Differences between a Questionnaire and a Survey
|Meaning||A questionnaire can is a research instrument that consists of a set of questions to collect information from a respondent.||A survey is a research method used for collecting data from a pre-defined group of respondents to gain information and insights on various topics of interest.|
|What is it?||The instrument of data collection||Process of collecting and analyzing that data|
|Characteristic||Subset of survey||Consists of questionnaire and survey design, logic and data collection|
|Time and Cost||Fast and cost-effective||Much slower and expensive|
|Use||Conducted on the target audience||Distributed or conducted on respondents|
|Questions||Close-ended and very rarely open-ended||Close-ended and open-ended|
|Answers||Objective||Subjective or objective|
The best way to understand how questionnaires work is to see the types of questionnaires available. Some examples of a questionnaire are:
- Customer Satisfaction Questionnaire: This type of research can be used in any situation where there’s an interaction between a customer and an organization. For example, you might send a customer satisfaction survey after someone eats at your restaurant. You can use the study to determine if your staff is offering excellent customer service and a positive overall experience.

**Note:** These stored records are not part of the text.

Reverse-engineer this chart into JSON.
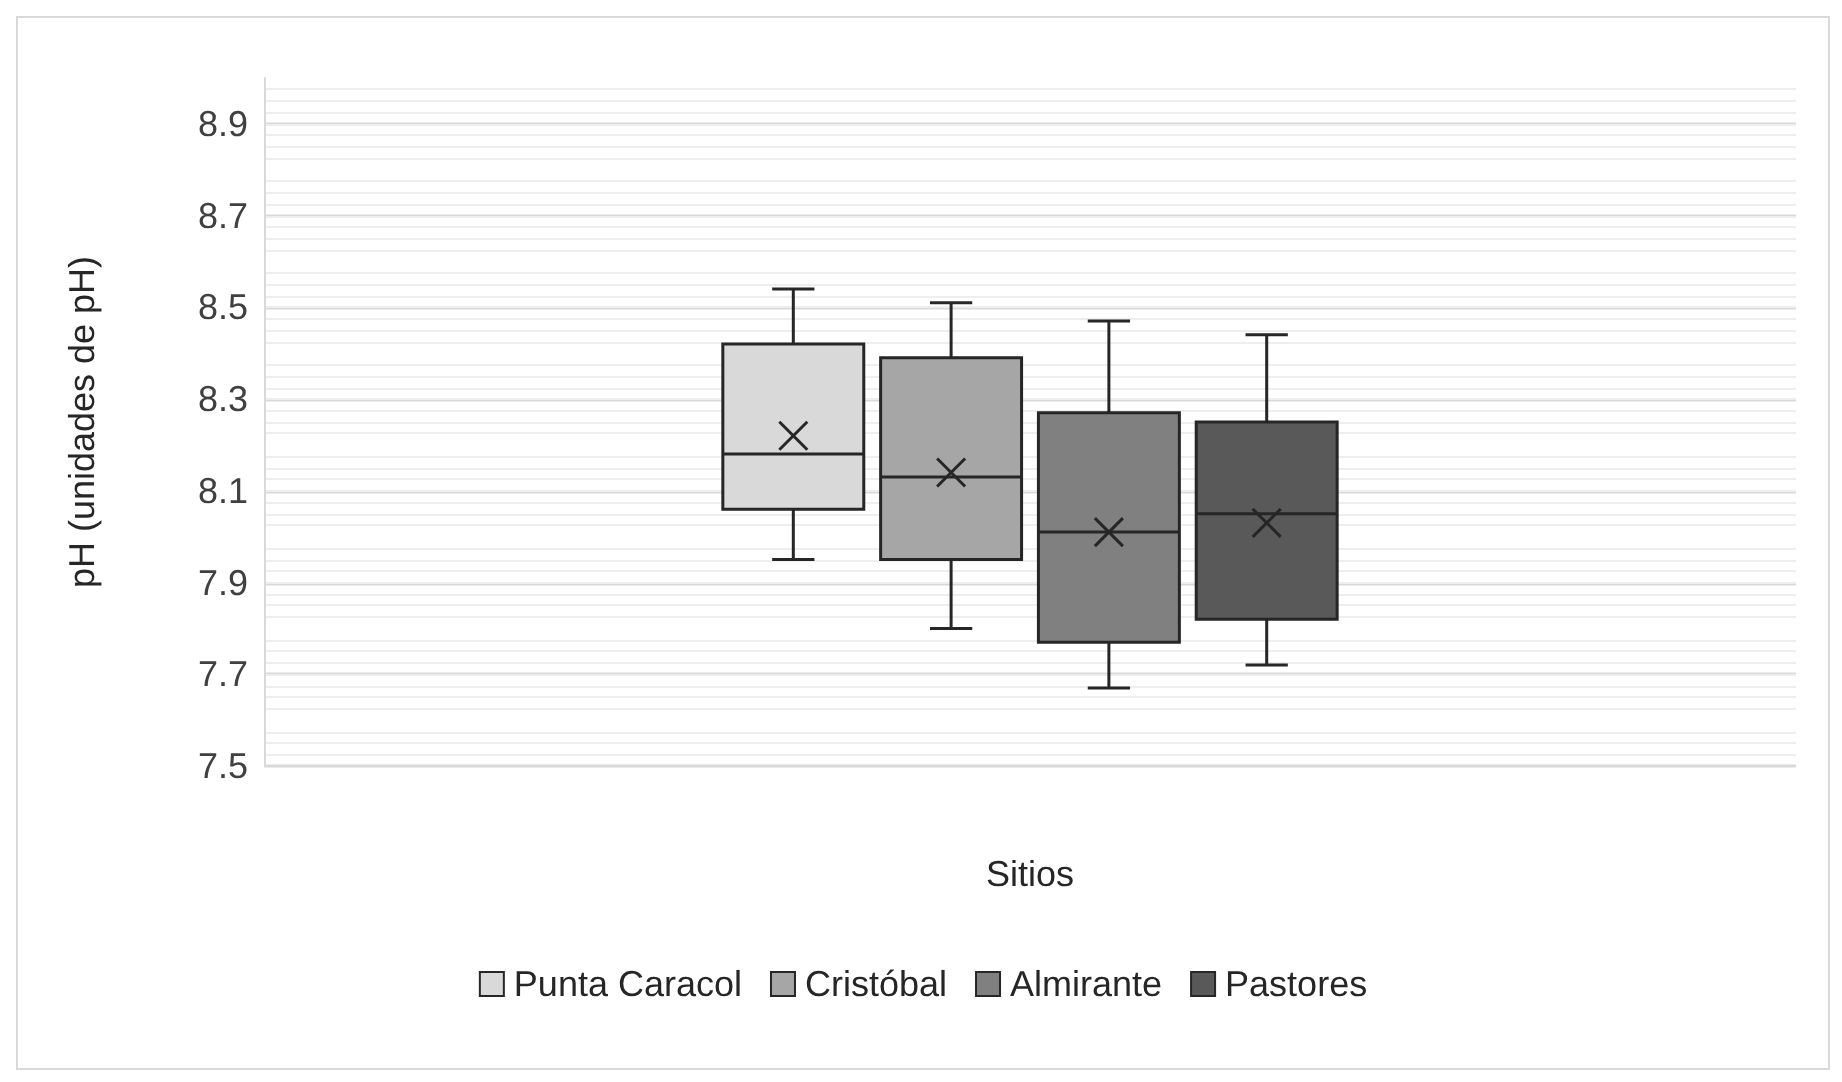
{
  "chart_data": {
    "type": "box",
    "xlabel": "Sitios",
    "ylabel": "pH (unidades de pH)",
    "categories": [
      null
    ],
    "ylim": [
      7.5,
      9.0
    ],
    "yticks": [
      7.5,
      7.7,
      7.9,
      8.1,
      8.3,
      8.5,
      8.7,
      8.9
    ],
    "grid": "y",
    "legend": "bottom",
    "marker": "cross",
    "series": [
      {
        "name": "Punta Caracol",
        "color": "#d9d9d9",
        "boxes": [
          {
            "low": 7.95,
            "q1": 8.06,
            "median": 8.18,
            "q3": 8.42,
            "high": 8.54,
            "mean": 8.22
          }
        ]
      },
      {
        "name": "Cristóbal",
        "color": "#a6a6a6",
        "boxes": [
          {
            "low": 7.8,
            "q1": 7.95,
            "median": 8.13,
            "q3": 8.39,
            "high": 8.51,
            "mean": 8.14
          }
        ]
      },
      {
        "name": "Almirante",
        "color": "#808080",
        "boxes": [
          {
            "low": 7.67,
            "q1": 7.77,
            "median": 8.01,
            "q3": 8.27,
            "high": 8.47,
            "mean": 8.01
          }
        ]
      },
      {
        "name": "Pastores",
        "color": "#595959",
        "boxes": [
          {
            "low": 7.72,
            "q1": 7.82,
            "median": 8.05,
            "q3": 8.25,
            "high": 8.44,
            "mean": 8.03
          }
        ]
      }
    ]
  }
}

- Product Use Satisfaction: You can use this template to better understand your product’s usage trends and similar products. This also allows you to collect customer preferences about the types of products they enjoy or want to see on the market.
- Company Communications Evaluation: Unlike the other examples, a company communications evaluation looks at internal and external communications. It can be used to check if the policies of the organization are being enforced across the board, both with employees and clients.
The above survey questions are typically easy to use, understand, and execute. Additionally, the standardized answers of a survey questionnaire instead of a person-to-person conversation make it easier to compile useable data.
The most significant limitation of a data collection questionnaire is that respondents need to read all of the questions and respond to them. For example, you send an invitation through email asking respondents to complete the questions on social media. If a target respondent doesn’t have the right social media profiles, they can’t answer your questions.